The Lima Group was the counter-example of a real mediating body, since the opposition acted as judge and party as a member of it, while the Maduro government did not recognize it. In addition, two of its members were not in a position to teach democracy classes to any government: Honduras and Bolivia. The government of the former was elected in a highly irregular process that even Luis Almagro, head of the OAS, said should be repeated. In the case of the Bolivian government, then headed by Jeanine Áñez, her rise to power was the result of a coup d’état supported by the OAS.
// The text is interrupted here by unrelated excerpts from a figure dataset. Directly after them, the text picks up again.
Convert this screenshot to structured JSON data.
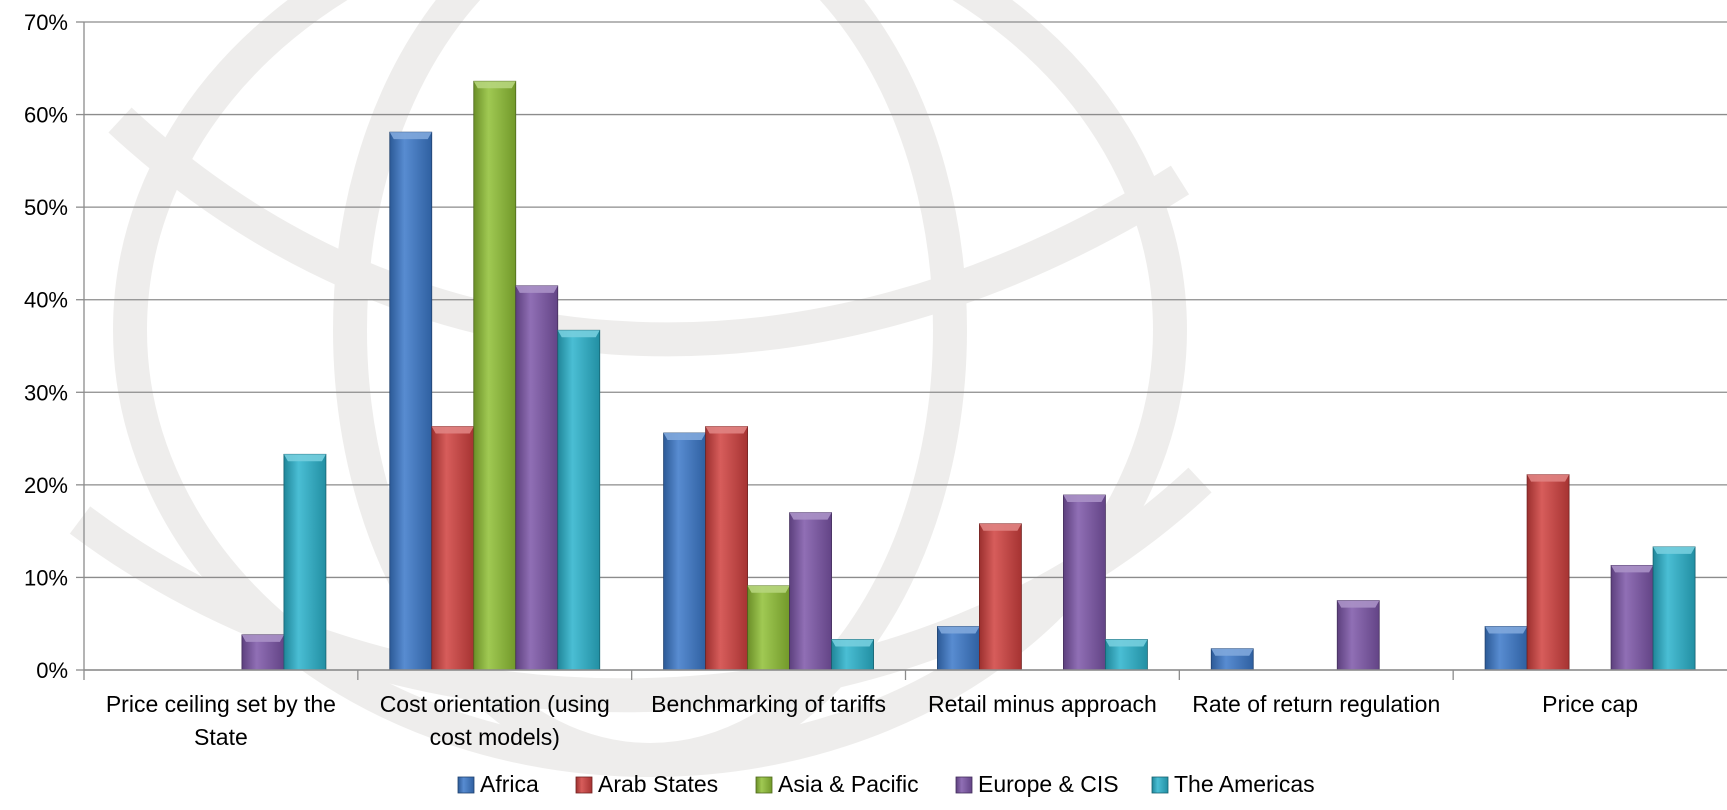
{
  "chart_data": {
    "type": "bar",
    "categories": [
      "Price ceiling set by the State",
      "Cost orientation (using cost models)",
      "Benchmarking of tariffs",
      "Retail minus approach",
      "Rate of return regulation",
      "Price cap"
    ],
    "category_lines": [
      [
        "Price ceiling set by the",
        "State"
      ],
      [
        "Cost orientation (using",
        "cost models)"
      ],
      [
        "Benchmarking of tariffs"
      ],
      [
        "Retail minus approach"
      ],
      [
        "Rate of return regulation"
      ],
      [
        "Price cap"
      ]
    ],
    "series": [
      {
        "name": "Africa",
        "color": "#3b78c9",
        "values": [
          0,
          58.1,
          25.6,
          4.7,
          2.3,
          4.7
        ]
      },
      {
        "name": "Arab States",
        "color": "#d0403e",
        "values": [
          0,
          26.3,
          26.3,
          15.8,
          0,
          21.1
        ]
      },
      {
        "name": "Asia & Pacific",
        "color": "#8fbf35",
        "values": [
          0,
          63.6,
          9.1,
          0,
          0,
          0
        ]
      },
      {
        "name": "Europe & CIS",
        "color": "#7c55a8",
        "values": [
          3.8,
          41.5,
          17.0,
          18.9,
          7.5,
          11.3
        ]
      },
      {
        "name": "The Americas",
        "color": "#2ab3cc",
        "values": [
          23.3,
          36.7,
          3.3,
          3.3,
          0,
          13.3
        ]
      }
    ],
    "ylim": [
      0,
      70
    ],
    "yticks": [
      "0%",
      "10%",
      "20%",
      "30%",
      "40%",
      "50%",
      "60%",
      "70%"
    ],
    "xlabel": "",
    "ylabel": "",
    "title": "",
    "grid": true,
    "legend_position": "bottom"
  }
}
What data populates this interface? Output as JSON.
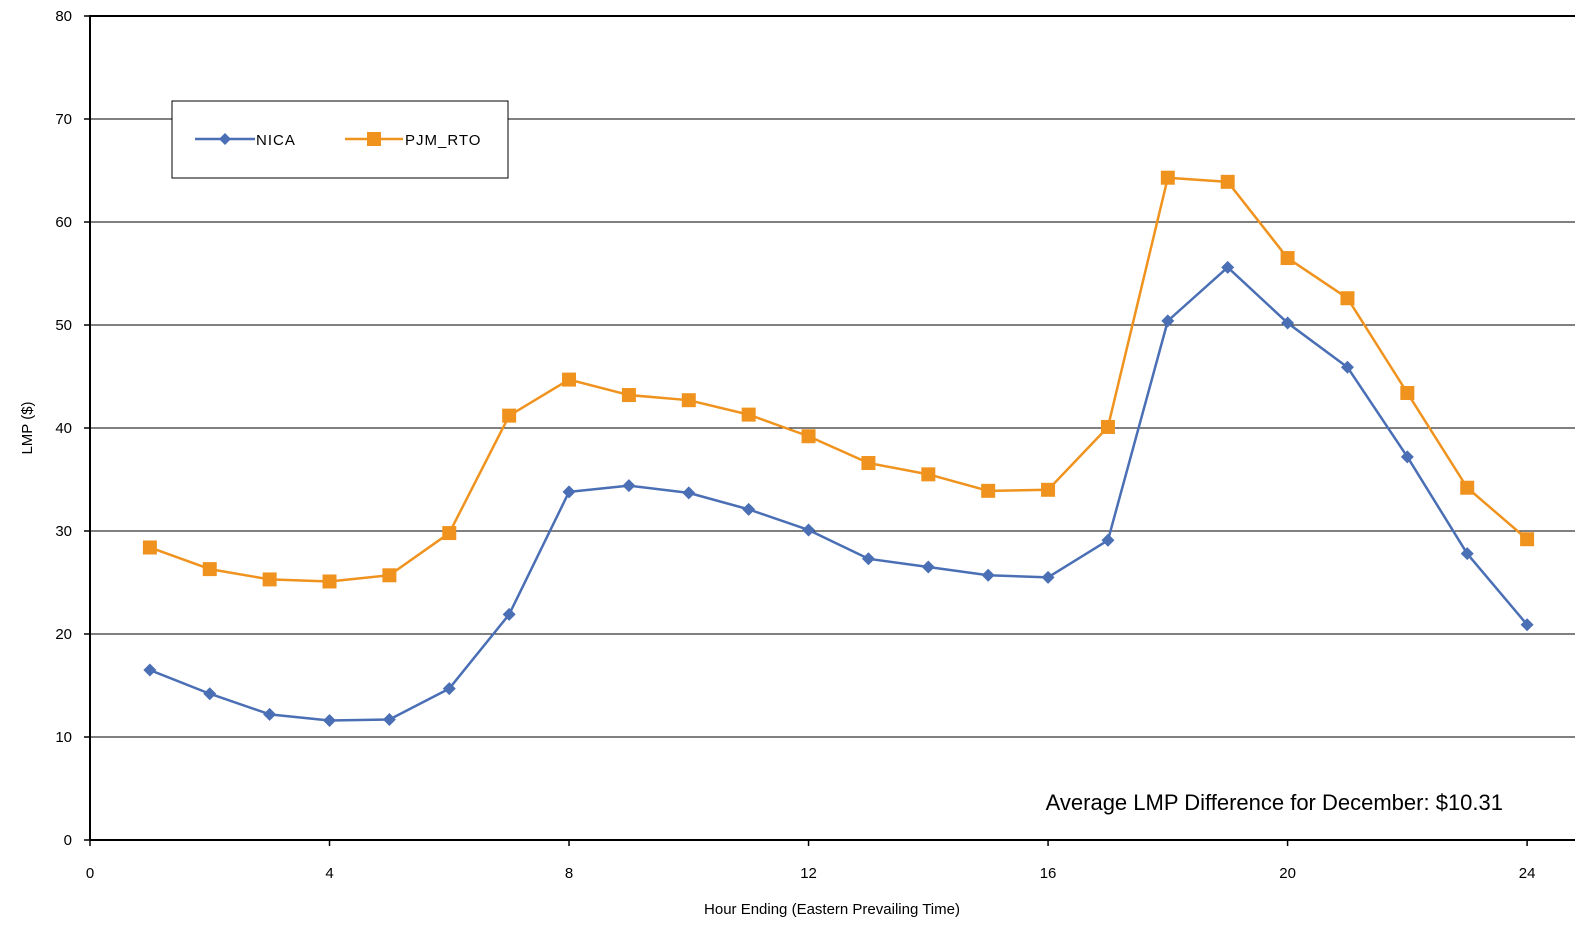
{
  "chart_data": {
    "type": "line",
    "title": "",
    "xlabel": "Hour Ending (Eastern Prevailing Time)",
    "ylabel": "LMP ($)",
    "xlim": [
      0,
      24.8
    ],
    "ylim": [
      0,
      80
    ],
    "xticks": [
      0,
      4,
      8,
      12,
      16,
      20,
      24
    ],
    "yticks": [
      0,
      10,
      20,
      30,
      40,
      50,
      60,
      70,
      80
    ],
    "grid": "horizontal",
    "legend_position": "top-left",
    "x": [
      1,
      2,
      3,
      4,
      5,
      6,
      7,
      8,
      9,
      10,
      11,
      12,
      13,
      14,
      15,
      16,
      17,
      18,
      19,
      20,
      21,
      22,
      23,
      24
    ],
    "series": [
      {
        "name": "NICA",
        "color": "#4a6fb5",
        "marker": "diamond",
        "values": [
          16.5,
          14.2,
          12.2,
          11.6,
          11.7,
          14.7,
          21.9,
          33.8,
          34.4,
          33.7,
          32.1,
          30.1,
          27.3,
          26.5,
          25.7,
          25.5,
          29.1,
          50.4,
          55.6,
          50.2,
          45.9,
          37.2,
          27.8,
          20.9
        ]
      },
      {
        "name": "PJM_RTO",
        "color": "#f0931e",
        "marker": "square",
        "values": [
          28.4,
          26.3,
          25.3,
          25.1,
          25.7,
          29.8,
          41.2,
          44.7,
          43.2,
          42.7,
          41.3,
          39.2,
          36.6,
          35.5,
          33.9,
          34.0,
          40.1,
          64.3,
          63.9,
          56.5,
          52.6,
          43.4,
          34.2,
          29.2
        ]
      }
    ],
    "annotation": "Average LMP Difference for December: $10.31"
  }
}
Today the negotiations to reestablish democratic coexistence, the independence of powers and an end to the humanitarian crisis in Venezuela are advancing through new channels. Meanwhile, an exhausted citizenry observes this stage of negotiations, holding out hope that talks whose course and agenda are designed by Venezuelans based on their Constitution will end the crisis that afflicts that country. As the Washington Post points out, the meeting in Mexico is like a plea from the actors in conflict not to exacerbate the situation of a society that is tired of the avoidable deaths and suffering, and sees how thousands of its citizens continue to leave toward other nations in an unprecedented mobility crisis in the region whose consequences are still impossible to calculate.

The next round of talks will take place again in Mexico from September 24 to 27.

Ariela Ruiz Caro is an economist from Humboldt University of Berlin and holds a Master’s Degree in Economic Integration Processes from the University of Buenos Aires. She is an analyst of the Americas Program for the Andean/Southern Cone region.